Slogans on Shirts

January 18, 2020

She was, I guessed, around 60, which meant she might have been a Ramones fan during their heyday. But somehow I doubted that a village woman in central Mexico would have even known they existed. The t-shirt she was wearing with their name on it, therefore, was a hand-me-down, and like so many people here, she had no idea what her clothing said.

A couple of years ago, every third shirt around here seemed to say “Fly Emirates.” Until someone explained to me how used and second-quality clothing is shipped to Mexico and sold in small stores, I kept trying to figure out how all these people had found the money or inclination to use a Middle Eastern airline. As a marketing campaign, it might have been a brilliant move, except the people seeing the company logo everywhere had neither the cash for overseas travel, nor any real conception of the Emirates or their airline.

Other oddities include things like unsold shirts from school reunions, and concerts by half-forgotten bands. (“The Bangles – 2000 Reunion Tour“). One man I saw recently had an unspotted shirt from a 1996 college event in Ohio, which had probably sat in storage until someone had the sense to re-purpose it and some related leftovers. Mostly, though, it tends to be the Abercrombie & Fitch logo ad nauseam.
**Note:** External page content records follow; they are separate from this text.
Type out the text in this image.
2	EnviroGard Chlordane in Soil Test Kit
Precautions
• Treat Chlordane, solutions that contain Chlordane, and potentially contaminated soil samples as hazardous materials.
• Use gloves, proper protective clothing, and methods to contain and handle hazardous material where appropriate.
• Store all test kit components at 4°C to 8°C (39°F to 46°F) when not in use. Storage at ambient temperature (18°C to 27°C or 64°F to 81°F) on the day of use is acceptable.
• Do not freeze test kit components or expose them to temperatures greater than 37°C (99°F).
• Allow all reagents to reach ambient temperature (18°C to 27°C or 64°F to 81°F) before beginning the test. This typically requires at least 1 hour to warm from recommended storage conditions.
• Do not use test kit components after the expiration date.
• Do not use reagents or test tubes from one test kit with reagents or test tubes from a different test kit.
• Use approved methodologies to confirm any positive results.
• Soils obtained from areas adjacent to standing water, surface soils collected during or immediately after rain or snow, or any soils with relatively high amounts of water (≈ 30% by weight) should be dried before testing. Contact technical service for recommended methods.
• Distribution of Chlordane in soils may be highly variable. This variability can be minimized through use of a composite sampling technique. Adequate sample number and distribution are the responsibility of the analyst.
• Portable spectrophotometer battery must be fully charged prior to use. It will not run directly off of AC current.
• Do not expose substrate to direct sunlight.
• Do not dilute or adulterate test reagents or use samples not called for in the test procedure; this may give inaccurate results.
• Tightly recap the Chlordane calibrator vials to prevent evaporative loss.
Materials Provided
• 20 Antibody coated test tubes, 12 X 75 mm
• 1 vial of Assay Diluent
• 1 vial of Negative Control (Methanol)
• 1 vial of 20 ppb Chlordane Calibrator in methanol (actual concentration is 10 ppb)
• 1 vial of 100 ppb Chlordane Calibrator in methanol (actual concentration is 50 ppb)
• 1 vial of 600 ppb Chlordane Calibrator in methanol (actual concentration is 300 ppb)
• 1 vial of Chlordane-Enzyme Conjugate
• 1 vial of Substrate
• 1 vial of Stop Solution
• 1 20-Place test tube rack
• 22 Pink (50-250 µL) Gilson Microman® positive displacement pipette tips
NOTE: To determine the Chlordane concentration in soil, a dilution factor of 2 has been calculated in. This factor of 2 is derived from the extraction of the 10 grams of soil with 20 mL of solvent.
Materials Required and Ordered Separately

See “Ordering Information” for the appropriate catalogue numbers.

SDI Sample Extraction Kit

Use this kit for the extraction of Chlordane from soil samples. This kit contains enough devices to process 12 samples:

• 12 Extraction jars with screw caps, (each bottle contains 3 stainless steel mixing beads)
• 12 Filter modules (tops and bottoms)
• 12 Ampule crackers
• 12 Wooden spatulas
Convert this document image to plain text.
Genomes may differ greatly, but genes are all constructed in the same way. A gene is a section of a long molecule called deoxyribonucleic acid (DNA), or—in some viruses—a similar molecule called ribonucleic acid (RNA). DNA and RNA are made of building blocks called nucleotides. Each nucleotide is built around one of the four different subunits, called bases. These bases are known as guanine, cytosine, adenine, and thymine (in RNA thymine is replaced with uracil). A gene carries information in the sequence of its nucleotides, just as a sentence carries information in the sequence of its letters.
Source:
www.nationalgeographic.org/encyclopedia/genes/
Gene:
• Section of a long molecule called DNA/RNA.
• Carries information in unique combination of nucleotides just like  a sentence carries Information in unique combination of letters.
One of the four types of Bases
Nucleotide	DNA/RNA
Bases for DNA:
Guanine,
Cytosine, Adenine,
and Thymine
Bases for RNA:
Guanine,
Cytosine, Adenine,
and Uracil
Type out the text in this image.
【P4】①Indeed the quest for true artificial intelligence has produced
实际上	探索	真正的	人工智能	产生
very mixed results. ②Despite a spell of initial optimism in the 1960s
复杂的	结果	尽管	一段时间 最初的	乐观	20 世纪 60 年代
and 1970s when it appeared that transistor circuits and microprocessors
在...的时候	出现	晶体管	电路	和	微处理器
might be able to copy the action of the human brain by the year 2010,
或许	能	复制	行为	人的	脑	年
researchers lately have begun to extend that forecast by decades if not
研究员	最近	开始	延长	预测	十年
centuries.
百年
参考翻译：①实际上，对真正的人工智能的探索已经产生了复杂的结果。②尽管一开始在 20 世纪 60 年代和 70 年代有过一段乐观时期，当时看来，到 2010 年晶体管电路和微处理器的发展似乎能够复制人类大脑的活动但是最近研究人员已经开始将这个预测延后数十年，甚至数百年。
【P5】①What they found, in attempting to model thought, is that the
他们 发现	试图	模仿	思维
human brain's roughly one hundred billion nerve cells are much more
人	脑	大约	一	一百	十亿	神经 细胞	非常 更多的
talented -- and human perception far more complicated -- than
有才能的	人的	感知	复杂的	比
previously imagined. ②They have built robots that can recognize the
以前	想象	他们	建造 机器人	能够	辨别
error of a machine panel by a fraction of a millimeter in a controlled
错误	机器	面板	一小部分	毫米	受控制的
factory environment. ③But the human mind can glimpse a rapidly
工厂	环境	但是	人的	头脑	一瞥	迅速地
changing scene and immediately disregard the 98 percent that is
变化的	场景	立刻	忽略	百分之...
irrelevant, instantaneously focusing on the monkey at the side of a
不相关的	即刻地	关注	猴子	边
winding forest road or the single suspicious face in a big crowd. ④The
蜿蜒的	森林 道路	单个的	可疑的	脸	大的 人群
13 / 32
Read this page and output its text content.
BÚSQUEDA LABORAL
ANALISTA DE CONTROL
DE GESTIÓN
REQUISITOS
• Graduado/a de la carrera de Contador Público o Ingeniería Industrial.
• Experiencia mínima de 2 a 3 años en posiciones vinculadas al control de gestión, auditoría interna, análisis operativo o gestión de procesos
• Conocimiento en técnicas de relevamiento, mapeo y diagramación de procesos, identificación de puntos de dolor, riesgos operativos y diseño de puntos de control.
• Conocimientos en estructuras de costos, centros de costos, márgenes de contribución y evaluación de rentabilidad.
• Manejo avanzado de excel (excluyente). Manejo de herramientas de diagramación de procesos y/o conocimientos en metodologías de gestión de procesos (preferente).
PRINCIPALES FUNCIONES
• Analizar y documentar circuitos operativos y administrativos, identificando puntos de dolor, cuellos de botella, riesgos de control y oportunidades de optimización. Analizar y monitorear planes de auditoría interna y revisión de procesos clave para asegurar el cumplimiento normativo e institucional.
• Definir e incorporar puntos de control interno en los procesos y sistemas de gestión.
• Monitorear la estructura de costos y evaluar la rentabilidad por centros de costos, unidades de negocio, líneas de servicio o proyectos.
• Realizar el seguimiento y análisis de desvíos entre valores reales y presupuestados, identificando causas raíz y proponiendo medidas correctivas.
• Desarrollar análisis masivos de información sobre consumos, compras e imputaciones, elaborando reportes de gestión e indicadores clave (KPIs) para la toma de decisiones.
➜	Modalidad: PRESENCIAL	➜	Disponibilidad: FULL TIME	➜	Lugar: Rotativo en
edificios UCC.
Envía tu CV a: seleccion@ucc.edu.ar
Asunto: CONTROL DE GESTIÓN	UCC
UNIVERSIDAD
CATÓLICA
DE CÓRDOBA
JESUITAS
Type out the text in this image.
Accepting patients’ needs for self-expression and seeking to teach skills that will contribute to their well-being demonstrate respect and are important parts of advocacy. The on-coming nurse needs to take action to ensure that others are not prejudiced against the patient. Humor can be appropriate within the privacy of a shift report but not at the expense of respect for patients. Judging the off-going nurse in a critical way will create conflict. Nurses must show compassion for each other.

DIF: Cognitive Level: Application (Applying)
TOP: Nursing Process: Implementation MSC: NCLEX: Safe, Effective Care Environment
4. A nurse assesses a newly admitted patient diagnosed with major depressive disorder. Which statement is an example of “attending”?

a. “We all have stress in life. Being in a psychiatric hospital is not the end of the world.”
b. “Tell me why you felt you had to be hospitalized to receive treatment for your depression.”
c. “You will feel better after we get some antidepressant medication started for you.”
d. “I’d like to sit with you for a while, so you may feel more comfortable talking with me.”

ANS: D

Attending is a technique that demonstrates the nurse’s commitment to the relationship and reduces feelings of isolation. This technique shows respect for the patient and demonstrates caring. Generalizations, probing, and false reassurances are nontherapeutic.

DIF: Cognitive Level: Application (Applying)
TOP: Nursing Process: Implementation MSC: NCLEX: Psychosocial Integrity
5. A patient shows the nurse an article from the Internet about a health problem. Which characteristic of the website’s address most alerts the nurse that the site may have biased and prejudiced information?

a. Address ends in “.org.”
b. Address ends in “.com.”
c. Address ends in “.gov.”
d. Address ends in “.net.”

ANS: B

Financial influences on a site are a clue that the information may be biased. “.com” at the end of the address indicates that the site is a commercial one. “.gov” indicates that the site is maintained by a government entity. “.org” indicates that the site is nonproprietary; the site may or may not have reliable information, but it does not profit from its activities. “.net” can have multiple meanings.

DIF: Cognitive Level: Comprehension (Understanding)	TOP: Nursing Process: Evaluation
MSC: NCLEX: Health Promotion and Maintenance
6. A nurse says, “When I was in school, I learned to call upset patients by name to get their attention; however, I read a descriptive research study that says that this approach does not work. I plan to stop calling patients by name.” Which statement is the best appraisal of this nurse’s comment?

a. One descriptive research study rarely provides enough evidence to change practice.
I wanted to take some photos to illustrate this post, but I immediately hit up against some practical issues. Foremost was having to respond to that famous opener for the start of a male bonding session, “Dude, why are you taking photos of my girlfriend’s chest?” Explaining that my blog is a form of light-hearted anthropological research could have been hard to do in my so-so Spanish, so I’ve decided to use only some stock art. You’ll have to take my word for it on the rest of this.

Not legs.jpg

Probably not my neighbours’ 17-year-old daughter. She’s dark-haired.

Apart from the Emirates shirts, what often strikes me is the number of f-bombs appearing on the streets in town. A matronly woman in her forties with a t-shirt tell people to “F– Off” was, I realised, blissfully unaware that her latest bargain was not something to wear to a family gathering.

Some people, of course, are aware of what they’ve chosen to wear. At least a third of the men in my village, maybe more, have at some point come to Canada to pick tomatoes or other fruit in the summer, so they know a few basic phrases in English. Their English often mirrors my halting Spanish, which I sometimes think is deteriorating rather than advancing. But I could figure out a scatological message, so probably they can, too. On a worksite, it’s not important how you’re dressed, while the slogan might relieve some of the frustration of having to do hard work for poor wages.

The kids are taught English in school, though only a few seem to master simple conversation. However, I’m sure most know the meaning of the racier messages.

The latest trend I’ve noticed is shirts with ‘Honey‘ across the front.  Was this last summer’s vogue elsewhere? I don’t recall it. My neighbour’s 17-year-old daughter no doubt knows what her t-shirt with this on it means, but I’m not sure her strict Catholic (and unilingual) parents do. So, English can become a code between teenagers, who can, if challenged, claim not to have understood that the neat lettering they liked was provocative. I still remember translating a message being passed among eleven-year-old schoolgirls for a mother who lived next to me, and her expression when I explained it said “CPR training – only cute guys need apply.”

I still sometimes wish I’d said it merely meant “I love fluffy kittens,” but I didn’t think of that at the time. But yes, Juanita, these days they do grow up early.

Obviously, in a poorer society, it’s easy to mock people’s clothing choices when they must buy what they can afford. A family of five can live here on income that wouldn’t support a single adult in Toronto, but that does require constant attention to bargain-hunting, whether it’s buying your vegetables in the Sunday market in nearby Ixcatepec, or previously rejected t-shirts that might need a stitch or two on the seams.

It is, though, hard not to be amused when someone’s unconscious fashion statement crosses a particular cultural line, or configuration of lines.  I noticed a man trying to sell ice-cream from a cart last weekend, whose shirt slogan was “Who Needs This Shit?” I still think he might have achieved more commercial success with a different selection.